Le Barça ne lâche pas le dossier Julian Alvarez mais accélère sur d'autres fronts. Josué Caicedo figure en bonne position dans les plans offensifs du club blaugrana.
Au moment où Julian Alvarez reste suspendu entre plusieurs horizons, Barcelone ne s'endort pas sur les lauriers. Le club catalan active ses réseaux pour muscler son attaque, loin des projecteurs mais avec une détermination tranquille. Selon Fabrizio Romano, spécialiste réputé du mercato, les dirigeants du Camp Nou auraient identifié Josué Caicedo comme une alternative crédible, moins onéreuse mais techniquement ambitieuse.
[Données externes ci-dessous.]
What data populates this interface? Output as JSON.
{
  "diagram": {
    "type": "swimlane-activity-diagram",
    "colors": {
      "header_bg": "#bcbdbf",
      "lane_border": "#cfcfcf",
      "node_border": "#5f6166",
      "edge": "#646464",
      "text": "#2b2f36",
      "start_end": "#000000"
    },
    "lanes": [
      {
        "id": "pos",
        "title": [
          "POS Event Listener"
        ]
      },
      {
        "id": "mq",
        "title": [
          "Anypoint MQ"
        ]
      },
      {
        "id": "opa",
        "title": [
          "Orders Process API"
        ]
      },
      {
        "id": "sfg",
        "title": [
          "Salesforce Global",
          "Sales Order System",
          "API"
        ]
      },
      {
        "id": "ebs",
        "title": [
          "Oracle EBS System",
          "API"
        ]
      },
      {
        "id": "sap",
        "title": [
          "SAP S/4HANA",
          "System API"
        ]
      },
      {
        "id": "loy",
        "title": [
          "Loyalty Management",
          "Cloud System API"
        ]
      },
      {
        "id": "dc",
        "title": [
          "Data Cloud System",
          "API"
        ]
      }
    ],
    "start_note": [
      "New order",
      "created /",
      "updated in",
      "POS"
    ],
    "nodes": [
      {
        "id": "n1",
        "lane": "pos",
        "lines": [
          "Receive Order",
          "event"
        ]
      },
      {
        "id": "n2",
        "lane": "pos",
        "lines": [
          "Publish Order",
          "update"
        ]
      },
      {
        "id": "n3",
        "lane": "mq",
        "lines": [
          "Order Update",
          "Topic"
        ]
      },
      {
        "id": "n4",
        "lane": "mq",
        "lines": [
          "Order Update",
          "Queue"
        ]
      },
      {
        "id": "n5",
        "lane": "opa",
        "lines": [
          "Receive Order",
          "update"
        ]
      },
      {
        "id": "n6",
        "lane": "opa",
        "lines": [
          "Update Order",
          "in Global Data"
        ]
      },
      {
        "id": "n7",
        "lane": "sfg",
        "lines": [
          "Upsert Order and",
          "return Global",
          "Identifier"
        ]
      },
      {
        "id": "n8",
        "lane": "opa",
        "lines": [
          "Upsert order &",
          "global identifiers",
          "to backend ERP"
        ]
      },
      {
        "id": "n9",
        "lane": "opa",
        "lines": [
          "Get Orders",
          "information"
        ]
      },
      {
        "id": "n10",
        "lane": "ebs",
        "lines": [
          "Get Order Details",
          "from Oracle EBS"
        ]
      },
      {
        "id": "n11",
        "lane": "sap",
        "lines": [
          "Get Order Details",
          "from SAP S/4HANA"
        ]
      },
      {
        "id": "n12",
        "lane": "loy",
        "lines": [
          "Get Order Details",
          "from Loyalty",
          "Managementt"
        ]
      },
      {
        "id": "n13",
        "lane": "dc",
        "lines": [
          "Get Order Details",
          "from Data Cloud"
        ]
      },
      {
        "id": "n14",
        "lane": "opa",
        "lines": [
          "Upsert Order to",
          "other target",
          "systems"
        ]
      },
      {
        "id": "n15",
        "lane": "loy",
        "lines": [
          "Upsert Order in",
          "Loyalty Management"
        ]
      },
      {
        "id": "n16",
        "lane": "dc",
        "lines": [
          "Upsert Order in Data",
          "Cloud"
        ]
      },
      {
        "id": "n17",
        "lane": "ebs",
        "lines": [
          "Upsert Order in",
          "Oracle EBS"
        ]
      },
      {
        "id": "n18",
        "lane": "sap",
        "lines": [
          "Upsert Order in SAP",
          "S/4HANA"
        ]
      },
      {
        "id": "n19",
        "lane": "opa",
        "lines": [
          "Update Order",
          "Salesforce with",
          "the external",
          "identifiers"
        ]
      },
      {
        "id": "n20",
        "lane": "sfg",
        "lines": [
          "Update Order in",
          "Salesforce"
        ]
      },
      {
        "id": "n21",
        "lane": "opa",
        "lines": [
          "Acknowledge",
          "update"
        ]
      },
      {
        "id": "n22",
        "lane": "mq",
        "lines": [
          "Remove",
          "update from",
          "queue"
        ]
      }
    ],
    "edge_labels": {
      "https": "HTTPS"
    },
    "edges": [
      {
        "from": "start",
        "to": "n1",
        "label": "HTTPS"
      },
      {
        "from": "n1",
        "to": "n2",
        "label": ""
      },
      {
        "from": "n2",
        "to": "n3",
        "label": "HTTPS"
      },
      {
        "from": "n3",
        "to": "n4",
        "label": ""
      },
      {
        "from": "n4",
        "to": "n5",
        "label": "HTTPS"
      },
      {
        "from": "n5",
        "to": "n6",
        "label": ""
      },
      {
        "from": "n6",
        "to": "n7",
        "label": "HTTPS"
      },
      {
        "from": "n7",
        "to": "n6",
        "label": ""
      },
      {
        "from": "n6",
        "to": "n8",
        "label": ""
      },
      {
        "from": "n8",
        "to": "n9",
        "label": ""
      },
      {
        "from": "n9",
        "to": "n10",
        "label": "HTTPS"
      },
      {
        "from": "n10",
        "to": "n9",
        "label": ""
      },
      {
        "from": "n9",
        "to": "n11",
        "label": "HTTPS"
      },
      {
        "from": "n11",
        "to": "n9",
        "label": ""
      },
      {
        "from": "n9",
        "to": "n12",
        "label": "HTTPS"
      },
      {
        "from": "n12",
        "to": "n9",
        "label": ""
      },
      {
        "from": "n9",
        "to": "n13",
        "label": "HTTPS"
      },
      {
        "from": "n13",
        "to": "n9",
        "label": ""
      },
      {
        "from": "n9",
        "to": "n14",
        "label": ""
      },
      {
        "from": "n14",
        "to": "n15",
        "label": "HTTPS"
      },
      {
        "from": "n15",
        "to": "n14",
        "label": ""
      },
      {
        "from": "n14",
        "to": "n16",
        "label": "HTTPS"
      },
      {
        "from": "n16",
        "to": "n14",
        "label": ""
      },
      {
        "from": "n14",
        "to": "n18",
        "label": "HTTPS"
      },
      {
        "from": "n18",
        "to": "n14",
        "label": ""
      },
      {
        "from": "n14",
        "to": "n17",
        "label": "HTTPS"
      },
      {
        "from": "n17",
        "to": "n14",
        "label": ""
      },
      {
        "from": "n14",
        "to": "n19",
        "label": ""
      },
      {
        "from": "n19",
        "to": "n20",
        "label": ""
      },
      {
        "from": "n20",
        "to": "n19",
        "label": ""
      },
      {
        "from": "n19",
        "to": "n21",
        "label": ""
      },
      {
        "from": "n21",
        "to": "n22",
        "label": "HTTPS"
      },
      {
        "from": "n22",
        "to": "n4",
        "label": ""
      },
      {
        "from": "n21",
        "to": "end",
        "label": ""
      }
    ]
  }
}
Pourquoi Barcelone cherche une doublure offensive dès maintenant?
Le contexus est simple: la fenêtre hivernale ferme ses portes dans quelques semaines et les besoins offensifs du Barça demeurent criants. Robert Lewandowski approche les 36 ans, Ferran Torres accumule les blessures depuis des mois, et le laboratoire créatif du club ne produit plus suffisamment de buts. En Ligue des Champions, cette carence à l'attaque s'est fait cruellement sentir. Flick veut des solutions, pas des promesses.
Caicedo incarne cette philosophie: un profil jeune, malléable, capable d'évoluer sur plusieurs zones offensives. L'équipe de scouting blaugrana a disséqué ses vidéos, épluché ses stats. Le joueur possède cette souplesse tactique que recherche Hansi Flick—à la fois ailier pur et faux avant, capable de basculer en fonction des besoins du bloc. C'est un pari moins spectaculaire que Alvarez, mais potentiellement moins ruineux pour des finances barcelonaises encore fragiles.
Qu'en est-il vraiment du dossier Julian Alvarez?
Voilà la vraie question qui occupe les nuits des décideurs du Camp Nou. L'attaquant de Manchester City demeure techniquement le premier choix, celui qui ferait descendre une pluie de confettis aux abords du stade. Mais la route vers son arrivée s'avère semée d'embûches budgétaires. City réclame entre 75 et 85 millions d'euros pour un joueur qui n'a jamais explosé à Manchester, coincé derrière Erling Haaland.
Barcelone propose moins. Significativement moins. Les deux clubs négocient, martèlent leurs positions, mais aucune percée décisive n'a émergé depuis plusieurs semaines. C'est pourquoi Joan Laporta et ses collaborateurs, plutôt que de rester les bras croisés, ont ordonné à la cellule de recrutement de ciseler un plan B cohérent. Pas une rustine, mais un vrai projet alternatif. Caicedo s'inscrit exactement dans cette logique.
L'intérêt blaugrana pour le joueur n'est donc pas une défaite tacite—c'est une stratégie d'anticipation. Si Alvarez reste hors de portée financière, Barcelone veut frapper vite sur un autre front plutôt que de terminer le mercato les mains vides. La séquence mémorielle du club en attaque l'a rappelé: attendre, c'est risquer de vieillir. Agir, même sur des cibles moins prestigieuses, c'est rester actif.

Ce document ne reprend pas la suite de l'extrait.